АВСТРАЛИЙСКАЯ ЛИТЕРАТУРА
На рубеже XIX—XX вв. завершается колониальный этап истории австралийской литературы. На основе национальной и государственной консолидации, которая привела к объединению колоний в федерацию со статусом доминиона (1901), и роста национального самосознания происходит становление собственно австралийской культуры, одолевавшей духовную и культурную зависимость от метрополии. «Люди, рассеянные по обширной территории, родом из всех уголков Британских островов и Европы, внезапно увидели себя нацией, со своим характером и своей исторической ролью, — писал Вэнс Палмер в книге очерков „Легенда девяностых годов“, — и сознание этого пробудило плодотворные творческие силы».
Национальная литература складывалась в условиях социальной активности народных масс, которые уже в середине XIX в. выступили с требованиями демократических реформ.
Был установлен законом восьмичасовой рабочий день — впервые в мире (1856 г.), введено всеобщее избирательное право, наделены землей фермеры, стало обязательным начальное образование.
Движение за реформы и борьба за национальную независимость переплетались.

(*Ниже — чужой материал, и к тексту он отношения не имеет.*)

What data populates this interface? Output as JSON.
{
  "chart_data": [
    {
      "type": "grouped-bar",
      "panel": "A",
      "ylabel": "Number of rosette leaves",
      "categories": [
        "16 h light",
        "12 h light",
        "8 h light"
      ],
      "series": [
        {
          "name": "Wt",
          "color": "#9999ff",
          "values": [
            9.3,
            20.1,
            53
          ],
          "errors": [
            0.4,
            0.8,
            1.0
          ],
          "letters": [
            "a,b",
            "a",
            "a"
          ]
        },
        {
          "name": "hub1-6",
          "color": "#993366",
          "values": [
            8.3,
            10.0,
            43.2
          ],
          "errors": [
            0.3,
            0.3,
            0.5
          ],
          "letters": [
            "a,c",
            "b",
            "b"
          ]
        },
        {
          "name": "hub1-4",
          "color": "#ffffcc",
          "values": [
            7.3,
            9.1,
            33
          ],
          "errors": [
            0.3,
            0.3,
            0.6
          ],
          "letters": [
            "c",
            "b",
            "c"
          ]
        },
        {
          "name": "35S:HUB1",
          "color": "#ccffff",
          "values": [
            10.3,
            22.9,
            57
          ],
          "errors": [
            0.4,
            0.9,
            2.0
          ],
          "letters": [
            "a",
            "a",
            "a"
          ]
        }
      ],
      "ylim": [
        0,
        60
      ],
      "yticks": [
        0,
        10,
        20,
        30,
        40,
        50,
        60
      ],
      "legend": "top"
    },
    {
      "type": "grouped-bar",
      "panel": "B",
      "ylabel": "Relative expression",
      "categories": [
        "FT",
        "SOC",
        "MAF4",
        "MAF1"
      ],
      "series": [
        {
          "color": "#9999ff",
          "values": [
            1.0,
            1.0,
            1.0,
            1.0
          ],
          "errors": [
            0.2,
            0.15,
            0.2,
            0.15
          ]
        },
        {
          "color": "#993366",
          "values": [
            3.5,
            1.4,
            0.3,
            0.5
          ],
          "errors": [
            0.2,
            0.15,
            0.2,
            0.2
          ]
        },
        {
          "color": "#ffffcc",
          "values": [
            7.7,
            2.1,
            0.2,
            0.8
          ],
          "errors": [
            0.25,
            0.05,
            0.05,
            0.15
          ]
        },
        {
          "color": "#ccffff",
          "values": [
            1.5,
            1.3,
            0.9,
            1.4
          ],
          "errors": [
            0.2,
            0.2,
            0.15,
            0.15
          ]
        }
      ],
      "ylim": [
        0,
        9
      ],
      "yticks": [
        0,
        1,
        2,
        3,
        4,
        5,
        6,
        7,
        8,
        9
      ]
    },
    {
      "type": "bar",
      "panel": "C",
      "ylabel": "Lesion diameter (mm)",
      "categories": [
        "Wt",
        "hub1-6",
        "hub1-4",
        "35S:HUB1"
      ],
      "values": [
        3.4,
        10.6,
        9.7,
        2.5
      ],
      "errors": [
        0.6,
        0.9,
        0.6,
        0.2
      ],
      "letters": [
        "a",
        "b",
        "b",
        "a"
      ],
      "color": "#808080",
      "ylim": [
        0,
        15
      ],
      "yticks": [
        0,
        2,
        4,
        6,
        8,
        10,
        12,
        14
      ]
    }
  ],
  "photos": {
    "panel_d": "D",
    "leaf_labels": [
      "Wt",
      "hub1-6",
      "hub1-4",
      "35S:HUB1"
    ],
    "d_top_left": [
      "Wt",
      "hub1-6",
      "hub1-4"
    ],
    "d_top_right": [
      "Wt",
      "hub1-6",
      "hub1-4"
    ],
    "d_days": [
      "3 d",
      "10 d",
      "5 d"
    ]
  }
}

Боевой тредюнионизм 90-х годов включал в свою программу избавление от власти английского капитала, а сторонников суверенной Австралии манил образ демократии, очищенной от пороков Старого Света.
Если миф о «счастливой Австралии», который уже второй век имеет хождение в историографии и социологии, и маскировал природу общественных отношений, то его порождали реальные преимущества развития и завоевания молодой демократии. «Великие забастовки» 90-х годов в Австралии обнаружили, что она страдает общими болезнями для стран Запада, хотя многие из радикалов и винили во всех бедах заморских предпринимателей, продолжая верить в исключительность австралийского пути. Широкое распространение получили идеи утопического социализма.

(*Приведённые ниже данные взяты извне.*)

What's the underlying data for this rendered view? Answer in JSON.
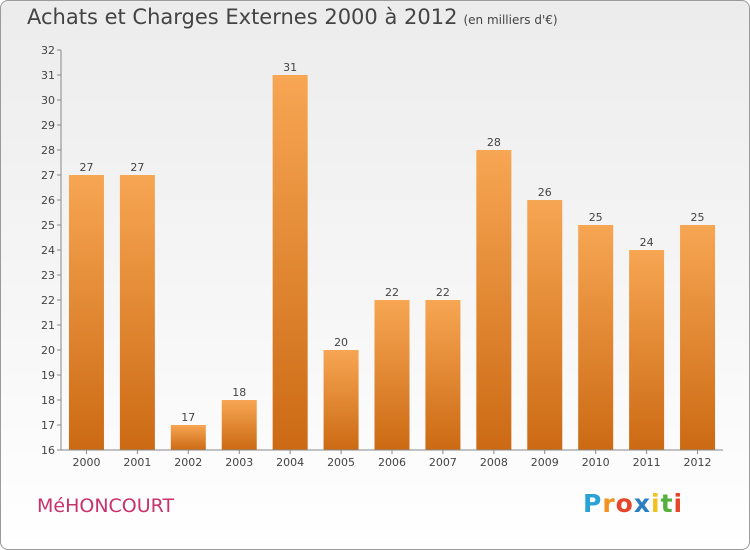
{
  "header": {
    "title": "Achats et Charges Externes 2000 à 2012",
    "subtitle": "(en milliers d'€)"
  },
  "footer": {
    "commune": "MéHONCOURT",
    "brand": {
      "letters": [
        "P",
        "r",
        "o",
        "x",
        "i",
        "t",
        "i"
      ],
      "colors": [
        "#29a3d6",
        "#f39221",
        "#e5452b",
        "#2b7fc1",
        "#f3c11b",
        "#55b03d",
        "#e5452b"
      ]
    }
  },
  "colors": {
    "bar_top": "#f7a653",
    "bar_bottom": "#cc6a14",
    "axis": "#888888",
    "grid": "#dddddd"
  },
  "chart_data": {
    "type": "bar",
    "title": "Achats et Charges Externes 2000 à 2012",
    "subtitle": "(en milliers d'€)",
    "categories": [
      "2000",
      "2001",
      "2002",
      "2003",
      "2004",
      "2005",
      "2006",
      "2007",
      "2008",
      "2009",
      "2010",
      "2011",
      "2012"
    ],
    "values": [
      27,
      27,
      17,
      18,
      31,
      20,
      22,
      22,
      28,
      26,
      25,
      24,
      25
    ],
    "ylim": [
      16,
      32
    ],
    "yticks": [
      16,
      17,
      18,
      19,
      20,
      21,
      22,
      23,
      24,
      25,
      26,
      27,
      28,
      29,
      30,
      31,
      32
    ],
    "xlabel": "",
    "ylabel": "",
    "grid": false,
    "legend": "none"
  }
}
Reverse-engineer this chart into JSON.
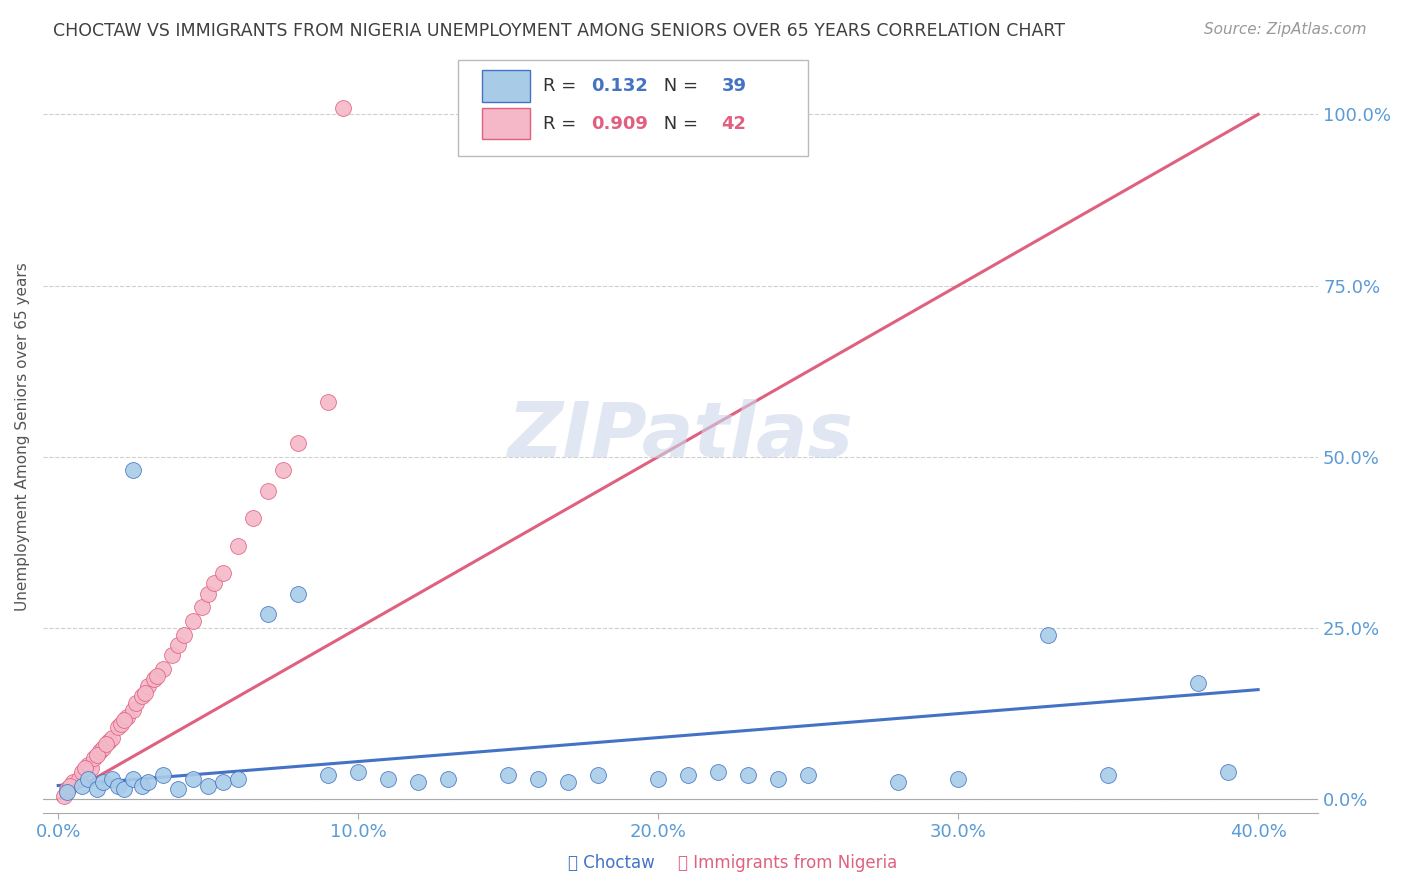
{
  "title": "CHOCTAW VS IMMIGRANTS FROM NIGERIA UNEMPLOYMENT AMONG SENIORS OVER 65 YEARS CORRELATION CHART",
  "source": "Source: ZipAtlas.com",
  "ylabel": "Unemployment Among Seniors over 65 years",
  "xlabel_ticks": [
    "0.0%",
    "10.0%",
    "20.0%",
    "30.0%",
    "40.0%"
  ],
  "xlabel_vals": [
    0,
    10,
    20,
    30,
    40
  ],
  "ylabel_ticks": [
    "0.0%",
    "25.0%",
    "50.0%",
    "75.0%",
    "100.0%"
  ],
  "ylabel_vals": [
    0,
    25,
    50,
    75,
    100
  ],
  "xlim": [
    -0.5,
    42
  ],
  "ylim": [
    -2,
    108
  ],
  "choctaw_R": 0.132,
  "choctaw_N": 39,
  "nigeria_R": 0.909,
  "nigeria_N": 42,
  "choctaw_color": "#a8cce8",
  "nigeria_color": "#f4b8c8",
  "choctaw_line_color": "#4472c4",
  "nigeria_line_color": "#e06080",
  "watermark": "ZIPatlas",
  "watermark_color": "#ccd8ec",
  "title_color": "#404040",
  "axis_label_color": "#5b9bd5",
  "grid_color": "#d0d0d0",
  "background_color": "#ffffff",
  "choctaw_scatter_x": [
    0.3,
    0.8,
    1.0,
    1.3,
    1.5,
    1.8,
    2.0,
    2.2,
    2.5,
    2.8,
    3.0,
    3.5,
    4.0,
    4.5,
    5.0,
    5.5,
    6.0,
    7.0,
    8.0,
    9.0,
    10.0,
    11.0,
    12.0,
    13.0,
    15.0,
    16.0,
    17.0,
    18.0,
    20.0,
    21.0,
    22.0,
    23.0,
    24.0,
    25.0,
    28.0,
    30.0,
    35.0,
    38.0,
    39.0
  ],
  "choctaw_scatter_y": [
    1.0,
    2.0,
    3.0,
    1.5,
    2.5,
    3.0,
    2.0,
    1.5,
    3.0,
    2.0,
    2.5,
    3.5,
    1.5,
    3.0,
    2.0,
    2.5,
    3.0,
    27.0,
    30.0,
    3.5,
    4.0,
    3.0,
    2.5,
    3.0,
    3.5,
    3.0,
    2.5,
    3.5,
    3.0,
    3.5,
    4.0,
    3.5,
    3.0,
    3.5,
    2.5,
    3.0,
    3.5,
    17.0,
    4.0
  ],
  "choctaw_outlier_x": 2.5,
  "choctaw_outlier_y": 48.0,
  "choctaw_outlier2_x": 33.0,
  "choctaw_outlier2_y": 24.0,
  "nigeria_scatter_x": [
    0.2,
    0.3,
    0.5,
    0.7,
    0.8,
    1.0,
    1.1,
    1.2,
    1.4,
    1.5,
    1.7,
    1.8,
    2.0,
    2.1,
    2.3,
    2.5,
    2.6,
    2.8,
    3.0,
    3.2,
    3.5,
    3.8,
    4.0,
    4.2,
    4.5,
    4.8,
    5.0,
    5.2,
    5.5,
    6.0,
    6.5,
    7.0,
    7.5,
    8.0,
    9.0,
    0.4,
    0.9,
    1.3,
    1.6,
    2.2,
    2.9,
    3.3
  ],
  "nigeria_scatter_y": [
    0.5,
    1.5,
    2.5,
    3.0,
    4.0,
    5.0,
    4.5,
    6.0,
    7.0,
    7.5,
    8.5,
    9.0,
    10.5,
    11.0,
    12.0,
    13.0,
    14.0,
    15.0,
    16.5,
    17.5,
    19.0,
    21.0,
    22.5,
    24.0,
    26.0,
    28.0,
    30.0,
    31.5,
    33.0,
    37.0,
    41.0,
    45.0,
    48.0,
    52.0,
    58.0,
    2.0,
    4.5,
    6.5,
    8.0,
    11.5,
    15.5,
    18.0
  ],
  "nigeria_top_x": 9.5,
  "nigeria_top_y": 101.0,
  "choctaw_line_x": [
    0,
    40
  ],
  "choctaw_line_y": [
    2.0,
    16.0
  ],
  "nigeria_line_x": [
    0,
    40
  ],
  "nigeria_line_y": [
    0,
    100.0
  ]
}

Такова была социальная почва, которая обусловила, с одной стороны, преобладающий социально-критический и реалистический характер новой литературы, ее верность национальной жизни и демократическую ориентацию («о народе и для народа»), с другой — ее устойчивые романтические мотивы.
Формирующаяся литература опиралась на накопленный ею в колониальный период опыт эстетического освоения австралийской действительности и на художественные традиции генетически родственных культур, прежде всего английской и американской. Благодаря тесным связям с массовыми народными движениями в австралийской литературе ярко проявились тенденции демократизации героя: главная роль отводилась рядовому труженику — стригалю, гуртовщику, фермеру, старателю.
Колыбелью австралийской литературы стал сиднейский еженедельник «Буллетин», рупор национально-патриотических, демократических и республиканских идей. Открывали ей дорогу и рабочие газеты. В литературе, связанной с этими изданиями, преобладали злободневность, лаконичность, доходчивость.
Из англоязычных литератур XIX в. в Австралии находили отклик прежде всего произведения, отмеченные демократическим пафосом, уважительным отношением к труженику-простолюдину, сатирой на элитарные притязания господствующих классов (Диккенс, Твен, Уитмен), то, что непосредственно перекликалось с австралийским опытом (Брет Гарт), поэтизировало прозу будней, мужество и стойкость (Киплинг).
Важнейшая роль здесь принадлежала и австралийскому фольклору, где ярче, чем в литературе колониального периода, проступили черты нарождающейся нации.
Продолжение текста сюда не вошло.